CDR-SB is the most sensitive clinical outcome measure used in clinical trials, and its power is strongly enhanced by enrichment. However, several subregional ROIs, particularly the entorhinal cortex, amygdala, and hippocampus, are significantly more powerful than CDR-SB or whole brain volume, the MRI measure currently used as a secondary outcome variable in clinical trials.
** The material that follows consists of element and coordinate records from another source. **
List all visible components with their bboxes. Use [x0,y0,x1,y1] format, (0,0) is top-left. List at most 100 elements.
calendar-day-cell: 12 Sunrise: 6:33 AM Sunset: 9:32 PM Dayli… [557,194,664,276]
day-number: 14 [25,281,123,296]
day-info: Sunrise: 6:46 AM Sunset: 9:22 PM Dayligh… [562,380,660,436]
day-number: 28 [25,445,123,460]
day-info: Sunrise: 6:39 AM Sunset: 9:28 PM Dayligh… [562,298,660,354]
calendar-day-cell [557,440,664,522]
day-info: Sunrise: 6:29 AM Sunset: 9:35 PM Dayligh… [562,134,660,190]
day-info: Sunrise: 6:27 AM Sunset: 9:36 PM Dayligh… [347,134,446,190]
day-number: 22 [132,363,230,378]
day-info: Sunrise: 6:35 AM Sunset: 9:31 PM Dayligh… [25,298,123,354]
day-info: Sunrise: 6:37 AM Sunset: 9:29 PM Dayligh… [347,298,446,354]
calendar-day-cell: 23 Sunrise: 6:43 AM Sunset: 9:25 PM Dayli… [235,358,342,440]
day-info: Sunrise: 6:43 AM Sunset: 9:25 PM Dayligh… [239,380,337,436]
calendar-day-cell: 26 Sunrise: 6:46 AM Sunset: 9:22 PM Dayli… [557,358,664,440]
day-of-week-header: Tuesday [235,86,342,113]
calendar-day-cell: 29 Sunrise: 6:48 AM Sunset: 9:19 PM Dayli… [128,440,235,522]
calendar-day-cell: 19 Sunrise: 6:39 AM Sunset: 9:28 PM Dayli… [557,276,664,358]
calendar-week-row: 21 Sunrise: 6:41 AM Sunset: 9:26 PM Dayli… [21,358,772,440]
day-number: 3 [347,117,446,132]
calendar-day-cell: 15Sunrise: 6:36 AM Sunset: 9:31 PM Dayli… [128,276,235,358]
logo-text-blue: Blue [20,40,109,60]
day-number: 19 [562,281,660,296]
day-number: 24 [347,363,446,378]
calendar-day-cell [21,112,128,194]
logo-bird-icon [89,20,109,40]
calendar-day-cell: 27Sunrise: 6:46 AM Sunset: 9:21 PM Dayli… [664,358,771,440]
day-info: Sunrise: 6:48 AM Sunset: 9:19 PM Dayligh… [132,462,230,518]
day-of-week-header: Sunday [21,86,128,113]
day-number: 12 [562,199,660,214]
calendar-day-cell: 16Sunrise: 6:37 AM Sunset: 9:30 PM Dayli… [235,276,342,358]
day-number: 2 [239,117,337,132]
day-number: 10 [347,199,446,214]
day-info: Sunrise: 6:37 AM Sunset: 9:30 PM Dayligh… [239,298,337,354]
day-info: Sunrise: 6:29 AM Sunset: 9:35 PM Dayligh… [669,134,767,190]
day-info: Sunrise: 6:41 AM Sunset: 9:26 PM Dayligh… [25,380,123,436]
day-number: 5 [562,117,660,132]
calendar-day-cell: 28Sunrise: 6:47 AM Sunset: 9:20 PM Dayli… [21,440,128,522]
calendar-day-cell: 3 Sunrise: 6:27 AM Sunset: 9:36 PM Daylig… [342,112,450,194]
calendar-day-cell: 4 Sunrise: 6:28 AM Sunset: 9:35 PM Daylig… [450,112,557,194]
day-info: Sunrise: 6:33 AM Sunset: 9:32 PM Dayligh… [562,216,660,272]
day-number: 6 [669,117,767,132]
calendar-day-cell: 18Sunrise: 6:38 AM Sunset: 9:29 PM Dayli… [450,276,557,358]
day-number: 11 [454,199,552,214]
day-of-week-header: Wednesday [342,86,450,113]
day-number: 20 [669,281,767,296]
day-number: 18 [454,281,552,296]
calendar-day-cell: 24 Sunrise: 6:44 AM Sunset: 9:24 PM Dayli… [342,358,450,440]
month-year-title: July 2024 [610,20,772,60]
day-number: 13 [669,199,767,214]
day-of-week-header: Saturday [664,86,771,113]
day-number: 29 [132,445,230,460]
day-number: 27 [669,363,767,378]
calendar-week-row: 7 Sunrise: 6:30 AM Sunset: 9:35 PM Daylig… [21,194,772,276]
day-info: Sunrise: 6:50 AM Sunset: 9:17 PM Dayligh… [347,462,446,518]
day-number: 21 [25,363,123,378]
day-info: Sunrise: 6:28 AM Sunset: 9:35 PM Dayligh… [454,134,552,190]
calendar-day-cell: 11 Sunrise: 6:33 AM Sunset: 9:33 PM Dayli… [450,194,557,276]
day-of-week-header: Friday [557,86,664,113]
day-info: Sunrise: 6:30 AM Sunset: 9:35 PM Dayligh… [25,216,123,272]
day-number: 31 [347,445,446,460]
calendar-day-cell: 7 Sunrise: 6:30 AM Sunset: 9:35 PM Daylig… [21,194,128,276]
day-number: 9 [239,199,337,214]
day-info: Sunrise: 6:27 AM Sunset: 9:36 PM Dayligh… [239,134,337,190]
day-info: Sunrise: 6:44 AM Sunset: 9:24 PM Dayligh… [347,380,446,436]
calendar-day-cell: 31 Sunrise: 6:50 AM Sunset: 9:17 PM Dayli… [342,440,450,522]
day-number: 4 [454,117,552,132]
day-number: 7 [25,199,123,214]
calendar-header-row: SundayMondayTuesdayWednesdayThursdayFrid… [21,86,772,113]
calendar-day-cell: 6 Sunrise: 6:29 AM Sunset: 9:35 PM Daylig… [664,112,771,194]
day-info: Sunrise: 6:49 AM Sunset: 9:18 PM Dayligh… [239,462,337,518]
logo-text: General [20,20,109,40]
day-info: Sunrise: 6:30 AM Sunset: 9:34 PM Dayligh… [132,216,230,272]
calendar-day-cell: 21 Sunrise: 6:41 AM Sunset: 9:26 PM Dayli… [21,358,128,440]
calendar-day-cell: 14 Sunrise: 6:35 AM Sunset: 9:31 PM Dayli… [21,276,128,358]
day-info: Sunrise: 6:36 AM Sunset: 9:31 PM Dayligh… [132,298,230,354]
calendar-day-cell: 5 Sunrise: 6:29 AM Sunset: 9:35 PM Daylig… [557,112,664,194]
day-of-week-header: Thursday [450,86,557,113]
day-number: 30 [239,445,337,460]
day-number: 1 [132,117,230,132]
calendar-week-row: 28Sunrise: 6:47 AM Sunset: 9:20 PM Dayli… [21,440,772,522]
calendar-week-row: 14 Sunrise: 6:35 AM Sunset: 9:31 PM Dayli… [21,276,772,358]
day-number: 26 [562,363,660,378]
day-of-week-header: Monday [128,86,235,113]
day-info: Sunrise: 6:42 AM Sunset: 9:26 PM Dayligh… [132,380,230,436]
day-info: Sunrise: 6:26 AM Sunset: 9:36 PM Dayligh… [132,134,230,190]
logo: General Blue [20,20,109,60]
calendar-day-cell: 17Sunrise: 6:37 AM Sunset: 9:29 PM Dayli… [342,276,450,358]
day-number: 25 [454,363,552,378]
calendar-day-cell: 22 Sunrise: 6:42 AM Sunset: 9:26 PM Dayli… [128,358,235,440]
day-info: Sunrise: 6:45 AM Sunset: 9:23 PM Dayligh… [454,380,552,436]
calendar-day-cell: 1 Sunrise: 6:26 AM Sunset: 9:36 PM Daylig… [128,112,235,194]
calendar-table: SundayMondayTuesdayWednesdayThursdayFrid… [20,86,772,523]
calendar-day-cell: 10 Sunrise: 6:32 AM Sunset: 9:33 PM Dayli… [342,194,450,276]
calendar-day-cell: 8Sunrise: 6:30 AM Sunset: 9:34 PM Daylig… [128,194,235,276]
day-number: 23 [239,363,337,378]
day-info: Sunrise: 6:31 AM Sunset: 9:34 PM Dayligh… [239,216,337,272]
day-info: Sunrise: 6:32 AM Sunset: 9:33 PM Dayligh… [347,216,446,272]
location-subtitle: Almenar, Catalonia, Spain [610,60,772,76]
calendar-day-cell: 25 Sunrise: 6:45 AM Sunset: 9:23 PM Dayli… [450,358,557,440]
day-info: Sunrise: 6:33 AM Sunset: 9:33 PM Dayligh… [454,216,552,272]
The power of subregional MRI outcome measures is also enhanced by enrichment. MRI outcome measures have yet to be validated as surrogates for clinical outcome measures, a process that will require successful clinical trials, but they provide strong evidence for disease-modifying – and not just symptomatic – claims for therapies. The sensitivity of these measures, as demonstrated here, suggests that detecting efficacy of candidate therapies in MCI participants is unlikely to be a limiting factor in AD therapeutics research.